С некоторых пор его врагом номер один стало радио. Дора очень любила легкую музыку, готова была слушать ее весь день. Максим ничего не имел против такой, особенно под сурдинку, музыки. Но когда она мешала ему сосредоточиться, бита по нервам, он уходил к кухонному столу или переносил главный поиск на время ночное. Максим понимал, что Доре нелегко выдержать его таким, каков он есть, однако переделать себя не мог, как не мог превратиться в "доставалу".

Недавно он встретил на улице приятеля студенческих лет Валентина Грилова. Тот, заметив его, вышел из кремовой "Победы" с кокетливыми зелеными шторками на заднем стекле.

Лицо Грилова самодовольно лоснилось.

- Ну как, старик, живешь? - спросил он, мимолетно обняв Максима, и не удержался от пошлости: - Регулярно?

Оказывается, Валька теперь директор какого-то, как он сказал, "жизненно необходимого комбината", обладает большой квартирой в центре города, "так сказать, на пупке Ростова".

- Знаешь, новый дом возле университета… Заходи, желанным гостем будешь.

Грилов критически оглядел Васильцова:

- Имей в виду, у меня практически неисчерпаемые возможности… Если что понадобится…

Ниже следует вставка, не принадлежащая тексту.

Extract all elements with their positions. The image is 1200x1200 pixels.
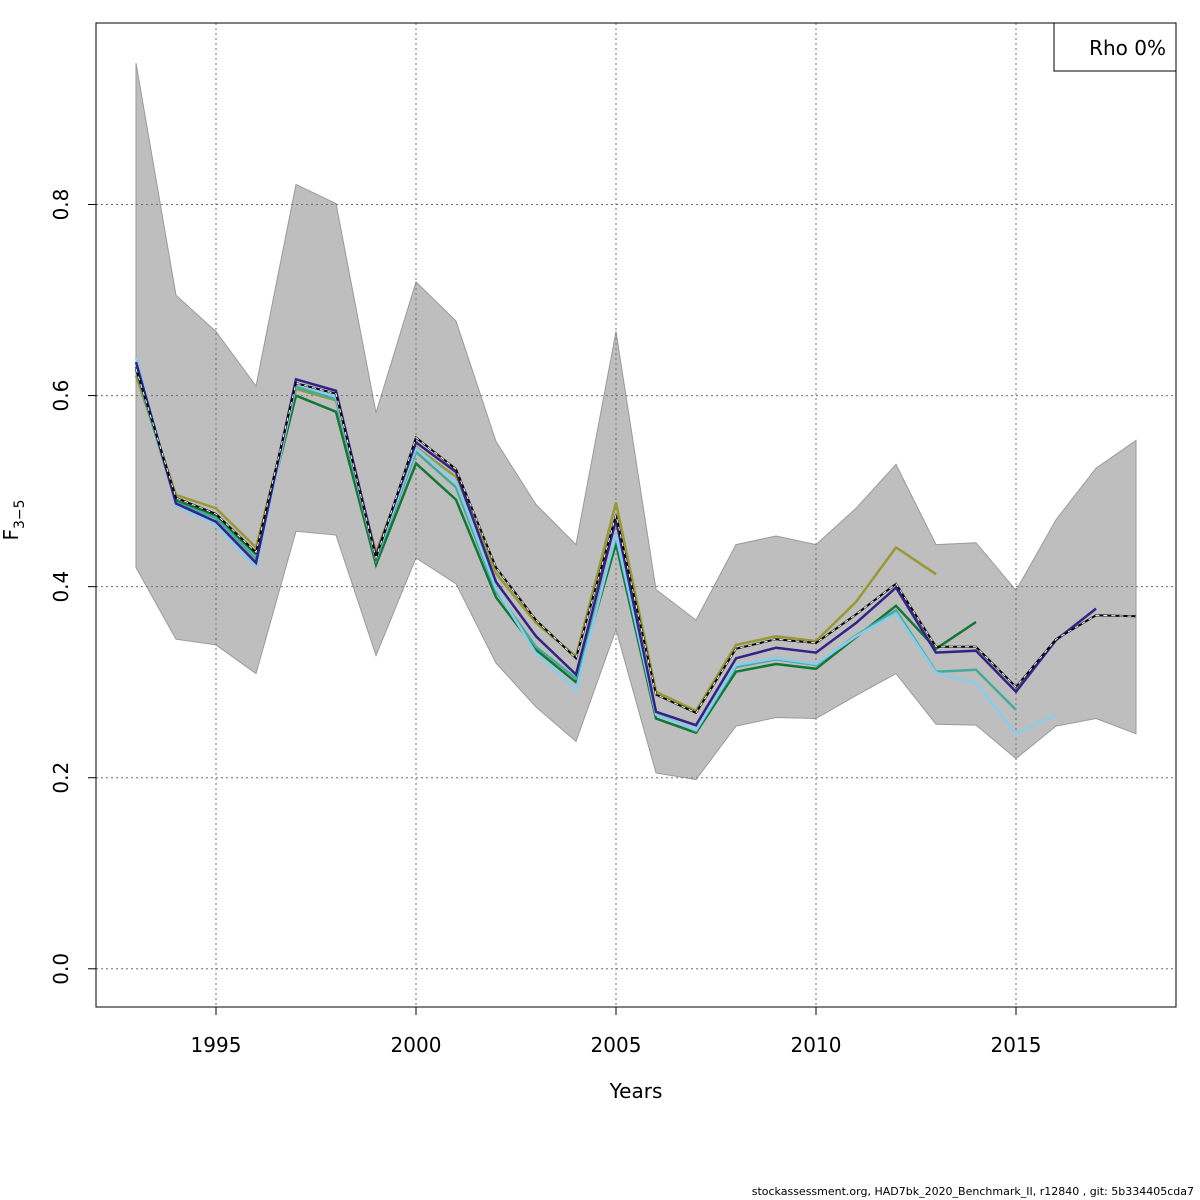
y-axis-title: F3−5 bbox=[0, 499, 28, 540]
legend-box bbox=[1053, 22, 1177, 72]
y-tick-label: 0.4 bbox=[49, 571, 73, 603]
x-tick-label: 2005 bbox=[591, 1033, 642, 1057]
series-layer bbox=[134, 357, 1137, 736]
x-axis-title: Years bbox=[609, 1079, 663, 1103]
svg-text:F3−5: F3−5 bbox=[0, 499, 28, 540]
footer-text: stockassessment.org, HAD7bk_2020_Benchma… bbox=[751, 1185, 1194, 1198]
y-tick-label: 0.8 bbox=[49, 189, 73, 221]
y-axis-title-subscript: 3−5 bbox=[12, 499, 28, 529]
x-tick-label: 2000 bbox=[391, 1033, 442, 1057]
y-axis-title-main: F bbox=[0, 529, 23, 541]
series-line bbox=[135, 368, 1137, 715]
legend: Rho 0% bbox=[1053, 22, 1177, 72]
x-tick-label: 2010 bbox=[791, 1033, 842, 1057]
plot-frame bbox=[95, 22, 1177, 1008]
confidence-band-layer bbox=[135, 63, 1137, 781]
y-tick-label: 0.6 bbox=[49, 380, 73, 412]
y-tick-label: 0.0 bbox=[49, 953, 73, 985]
axis-layer: 1995 2000 2005 2010 2015 0.0 0.2 0.4 0.6 0.8 bbox=[49, 189, 1041, 1057]
x-tick-label: 1995 bbox=[191, 1033, 242, 1057]
x-tick-label: 2015 bbox=[991, 1033, 1042, 1057]
confidence-band bbox=[135, 63, 1137, 781]
y-tick-label: 0.2 bbox=[49, 762, 73, 794]
series-line bbox=[134, 361, 1097, 727]
legend-label: Rho 0% bbox=[1089, 36, 1166, 60]
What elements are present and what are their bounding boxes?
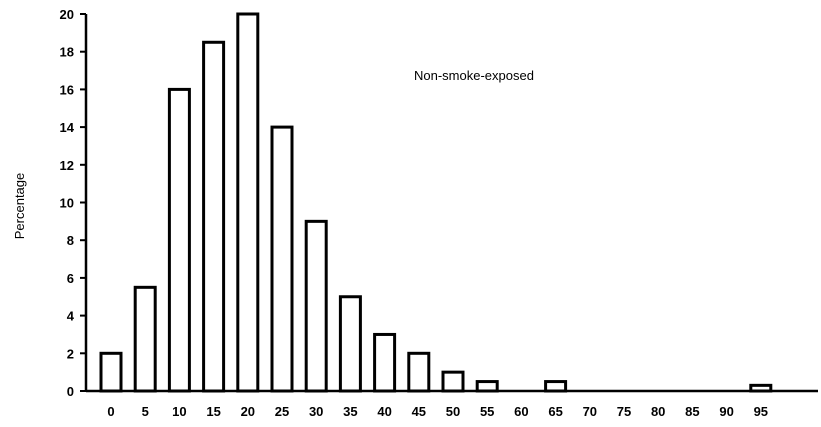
x-tick-label: 35 xyxy=(343,404,357,419)
x-tick-label: 65 xyxy=(548,404,562,419)
x-tick-label: 5 xyxy=(142,404,149,419)
y-tick-label: 20 xyxy=(60,7,74,22)
y-tick-label: 6 xyxy=(67,271,74,286)
x-tick-label: 0 xyxy=(107,404,114,419)
bar-30 xyxy=(304,219,328,393)
x-tick-label: 10 xyxy=(172,404,186,419)
bar-0 xyxy=(99,351,123,393)
y-tick-label: 2 xyxy=(67,346,74,361)
bars xyxy=(99,12,773,393)
y-tick-label: 14 xyxy=(60,120,75,135)
x-tick-label: 45 xyxy=(412,404,426,419)
y-tick-label: 0 xyxy=(67,384,74,399)
bar-5 xyxy=(133,285,157,393)
y-tick-label: 10 xyxy=(60,196,74,211)
x-tick-label: 25 xyxy=(275,404,289,419)
x-tick-label: 60 xyxy=(514,404,528,419)
bar-35 xyxy=(338,295,362,393)
bar-20 xyxy=(236,12,260,393)
y-tick-label: 4 xyxy=(67,309,75,324)
bar-55 xyxy=(475,380,499,393)
y-ticks: 0 2 4 6 8 10 12 14 16 18 20 xyxy=(60,7,86,399)
x-tick-label: 70 xyxy=(583,404,597,419)
x-tick-label: 40 xyxy=(377,404,391,419)
x-tick-label: 75 xyxy=(617,404,631,419)
bar-10 xyxy=(167,87,191,393)
x-tick-label: 80 xyxy=(651,404,665,419)
x-tick-label: 50 xyxy=(446,404,460,419)
bar-15 xyxy=(202,40,226,393)
y-tick-label: 12 xyxy=(60,158,74,173)
x-tick-label: 85 xyxy=(685,404,699,419)
x-tick-label: 55 xyxy=(480,404,494,419)
y-tick-label: 8 xyxy=(67,233,74,248)
x-tick-label: 95 xyxy=(754,404,768,419)
bar-95 xyxy=(749,383,773,393)
bar-40 xyxy=(373,332,397,393)
annotation-label: Non-smoke-exposed xyxy=(414,68,534,83)
x-tick-label: 30 xyxy=(309,404,323,419)
x-tick-labels: 0 5 10 15 20 25 30 35 40 45 50 55 60 65 70 75 80 85 90 95 xyxy=(107,404,768,419)
x-tick-label: 20 xyxy=(241,404,255,419)
y-tick-label: 16 xyxy=(60,82,74,97)
y-tick-label: 18 xyxy=(60,45,74,60)
x-tick-label: 15 xyxy=(206,404,220,419)
y-axis-title: Percentage xyxy=(12,173,27,240)
bar-65 xyxy=(544,380,568,393)
bar-25 xyxy=(270,125,294,393)
bar-45 xyxy=(407,351,431,393)
x-tick-label: 90 xyxy=(719,404,733,419)
bar-50 xyxy=(441,370,465,393)
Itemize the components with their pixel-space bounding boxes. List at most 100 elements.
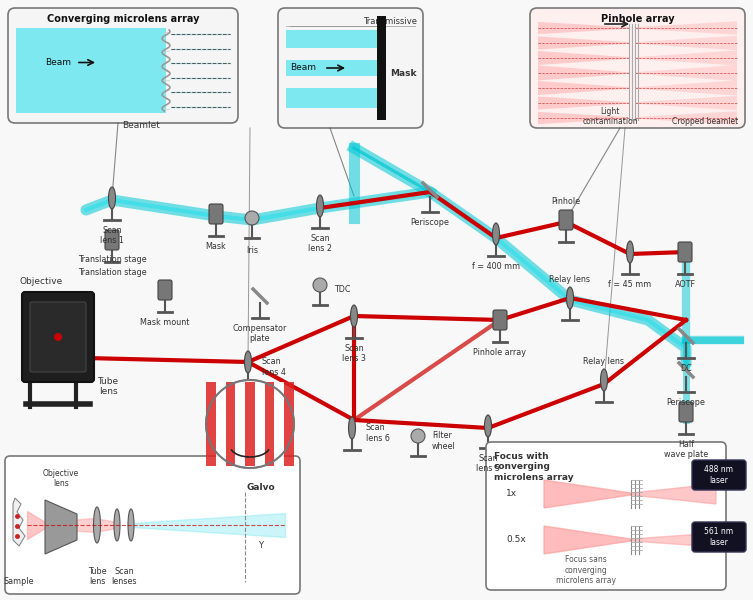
Text: Beam: Beam [290, 64, 316, 73]
Bar [284, 382, 294, 466]
Polygon shape [635, 80, 737, 95]
FancyBboxPatch shape [692, 522, 746, 552]
Polygon shape [631, 484, 716, 504]
Polygon shape [544, 480, 631, 508]
Ellipse shape [114, 509, 120, 541]
Ellipse shape [349, 417, 355, 439]
Text: Light
contamination: Light contamination [582, 107, 638, 126]
FancyBboxPatch shape [692, 460, 746, 490]
Polygon shape [635, 36, 737, 50]
Bar [236, 382, 245, 466]
FancyBboxPatch shape [493, 310, 507, 330]
FancyBboxPatch shape [5, 456, 300, 594]
Ellipse shape [484, 415, 492, 437]
Text: Scan
lenses: Scan lenses [111, 566, 137, 586]
Text: Objective
lens: Objective lens [43, 469, 79, 488]
Polygon shape [13, 498, 25, 546]
Polygon shape [635, 96, 737, 110]
Polygon shape [538, 22, 629, 34]
Polygon shape [538, 81, 629, 95]
Text: Scan
lens 1: Scan lens 1 [100, 226, 124, 245]
Circle shape [411, 429, 425, 443]
Ellipse shape [350, 305, 358, 327]
FancyBboxPatch shape [105, 230, 119, 250]
Text: Half
wave plate: Half wave plate [664, 440, 708, 460]
Text: Pinhole: Pinhole [551, 197, 581, 206]
Polygon shape [635, 65, 737, 81]
Circle shape [313, 278, 327, 292]
Text: Scan
lens 5: Scan lens 5 [476, 454, 500, 473]
FancyBboxPatch shape [530, 8, 745, 128]
Text: DC: DC [680, 364, 692, 373]
Ellipse shape [128, 509, 134, 541]
Ellipse shape [600, 369, 608, 391]
Text: 1x: 1x [506, 490, 517, 499]
Ellipse shape [316, 195, 324, 217]
Text: Pinhole array: Pinhole array [474, 348, 526, 357]
Polygon shape [538, 112, 629, 124]
Text: Pinhole array: Pinhole array [601, 14, 675, 24]
Polygon shape [631, 533, 716, 547]
Text: AOTF: AOTF [675, 280, 696, 289]
Text: Tube
lens: Tube lens [87, 566, 106, 586]
Polygon shape [635, 21, 737, 35]
Text: Mask: Mask [206, 242, 227, 251]
Bar [216, 382, 226, 466]
Text: Scan
lens 6: Scan lens 6 [366, 424, 390, 443]
Text: Galvo: Galvo [247, 483, 276, 492]
Polygon shape [544, 526, 631, 554]
Text: Relay lens: Relay lens [584, 357, 624, 366]
Circle shape [206, 380, 294, 468]
Bar [245, 382, 255, 466]
FancyBboxPatch shape [486, 442, 726, 590]
Text: f = 45 mm: f = 45 mm [608, 280, 651, 289]
Text: Relay lens: Relay lens [550, 275, 590, 284]
Polygon shape [635, 111, 737, 125]
Text: Focus sans
converging
microlens array: Focus sans converging microlens array [556, 555, 616, 585]
Ellipse shape [245, 351, 252, 373]
Circle shape [245, 211, 259, 225]
Text: Scan
lens 2: Scan lens 2 [308, 234, 332, 253]
Polygon shape [45, 500, 77, 554]
FancyBboxPatch shape [209, 204, 223, 224]
Text: Cropped beamlet: Cropped beamlet [672, 117, 738, 126]
Polygon shape [635, 50, 737, 65]
Text: Translation stage: Translation stage [78, 268, 146, 277]
Text: Filter
wheel: Filter wheel [432, 431, 456, 451]
Circle shape [54, 333, 62, 341]
FancyBboxPatch shape [679, 402, 693, 422]
Text: Transmissive: Transmissive [363, 17, 417, 26]
Polygon shape [538, 97, 629, 110]
FancyBboxPatch shape [22, 292, 94, 382]
Bar [206, 382, 216, 466]
Ellipse shape [492, 223, 499, 245]
FancyBboxPatch shape [286, 60, 379, 76]
FancyBboxPatch shape [559, 210, 573, 230]
Text: Focus with
converging
microlens array: Focus with converging microlens array [494, 452, 574, 482]
Bar [264, 382, 274, 466]
Bar [274, 382, 284, 466]
Text: Periscope: Periscope [410, 218, 450, 227]
Text: Scan
lens 3: Scan lens 3 [342, 344, 366, 364]
FancyBboxPatch shape [8, 8, 238, 123]
Text: 0.5x: 0.5x [506, 535, 526, 545]
Text: Mask: Mask [391, 68, 417, 77]
Text: Mask mount: Mask mount [140, 318, 190, 327]
Text: Objective: Objective [20, 277, 63, 286]
Text: Iris: Iris [246, 246, 258, 255]
Text: 488 nm
laser: 488 nm laser [705, 466, 733, 485]
Bar [255, 382, 264, 466]
Text: Tube
lens: Tube lens [97, 377, 118, 397]
FancyBboxPatch shape [377, 16, 386, 120]
Text: Y: Y [258, 541, 264, 550]
Ellipse shape [93, 507, 100, 543]
Text: Beam: Beam [45, 58, 71, 67]
Text: Compensator
plate: Compensator plate [233, 324, 287, 343]
FancyBboxPatch shape [286, 30, 379, 48]
FancyBboxPatch shape [158, 280, 172, 300]
Polygon shape [538, 65, 629, 80]
FancyBboxPatch shape [678, 242, 692, 262]
FancyBboxPatch shape [30, 302, 86, 372]
FancyBboxPatch shape [16, 28, 166, 113]
Text: TDC: TDC [334, 286, 350, 295]
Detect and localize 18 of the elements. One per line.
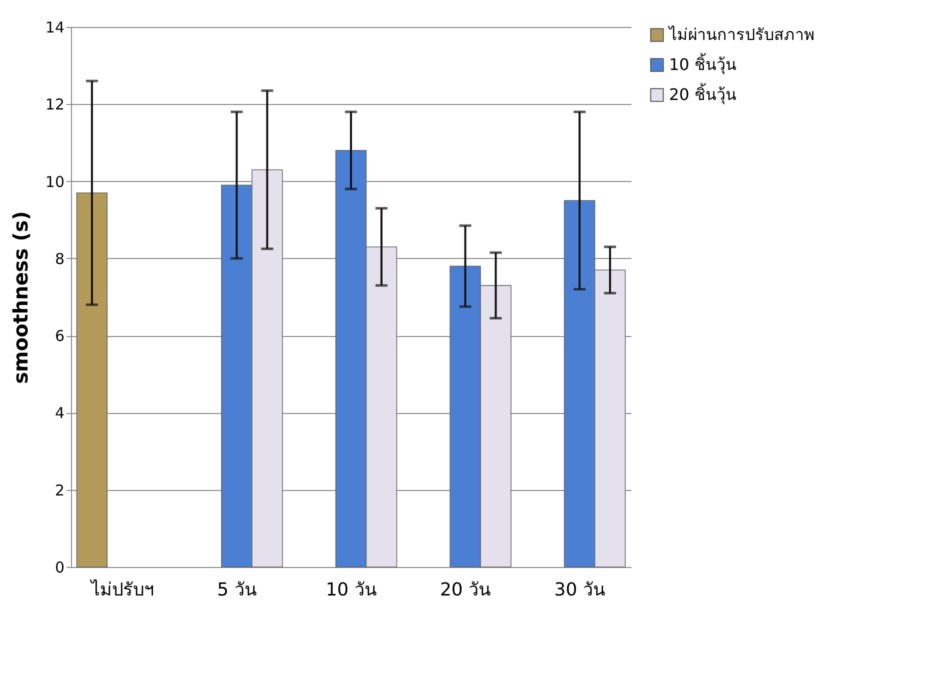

Он назвал номер своего телефона.

- Спасибо, но, думаю, не понадобится…

- Ну, гляди, - несколько задетый торопливостью отказа, произнес Грилов, - Ты чем занимаешься?

- Пытаюсь добиться взаимности у госпожи Математики.

- Добьешься, - уверил Валька, - ты добьешься!

- Не скажи…

- А помнишь вечер в Казахстане перед твоей отправкой на фронт?

- Ну, еще бы.

- Алевтина мужа бросила. Ты женат?

- Да.

- А я уже в третий раз. Весь брачный лимит исчерпал. Теперь можно только по спецразрешению Президиума Верховного Совета.

- Собираешься?

- Время покажет. Так звони, если, что. - Он снова, с некоторым даже сожалением, оглядел одежонку Максима: старенький китель. С удивлением подумал: "Был в пекле, а жить не умеет". Вслух же сказал: - Ты прости… Я по старой дружбе… Жить ты, видно, так и не научился…

- Это откуда же ты взял? - не понял Максим.

- Один думаешь своей честностью мир перекроить.

- Ну, положим, не один…

- Фронтовик… Такой человек… Да кто тебе в чем откажет?

"Дорины мотивы", - с неприязнью подумал Васильцов и попрощался с Гриловым.

* * *

…Максим шел от реки в гору по Буденновскому проспекту. Мела пурга. Цепи на скатах машин, осиливающих подъем, гремели. Наверно, у Константина Прокопьевича перенял он любовь к ходьбе. Во время нее легче сшибались идеи, искали возможность слаться. Вот сейчас надо записать…

Васильцов нырнул в подъезд незнакомого дома, набросал формулу на папиросной коробке.

Костромин сказал сегодня:

- Знаете, Максим Иванович, Анри Пуанкаре, пришедший в науку из лицея, где был учителем, проник в, казалось бы, далеко отстоящие от математики тайны: в теорию морских приливов, природу рентгеновских лучей, звуковые частоты вибрирующей мембраны. Понимаете, надо чувствовать пульс всего глобуса, наука едина, хотя проявления ее бесконечны. Поэтому мы должны смелее перешагивать границы смежных наук, растить в себе непостоянство интересов. - В увлечении глаза Костромина голубели, и он начинал говорить глуховатой скороговоркой. - Должно быть творчество, а не ремесло.

"А Борщев?" - чуть было не вырвалось у Васильцова, но он подумал, что это выглядело бы неэтично, и промолчал. Тем более что уже знал: Костромин не разрешал себе заглазного осуждения коллег.

- Возможно, в своих построениях вы что-то неверно вычислите, неправильно сформулируете, пропустите этап доказательства, - продолжал Константин Прокопьевич. - Все это нежелательно, но не самое страшное, если интуиция вынесет вас к новаторской концовке, жизнеспособному решению. Не посчитайте это ересью, но мне думается, что у математиков больше точек соприкосновения между собой, чем у людей искусства… Хотя по эмоциям, возбудимости математики, пожалуй, мало отличаются от поэтов и живописцев. В чем я убежден: наш язык - самый точный в мире. А наша лаборатория - самая доступная: бумага и доска.

…Кто-то вошел в подъезд, подозрительно посмотрел на Васильцова. Он быстро сунул коробку в карман пальто и вышел на улицу.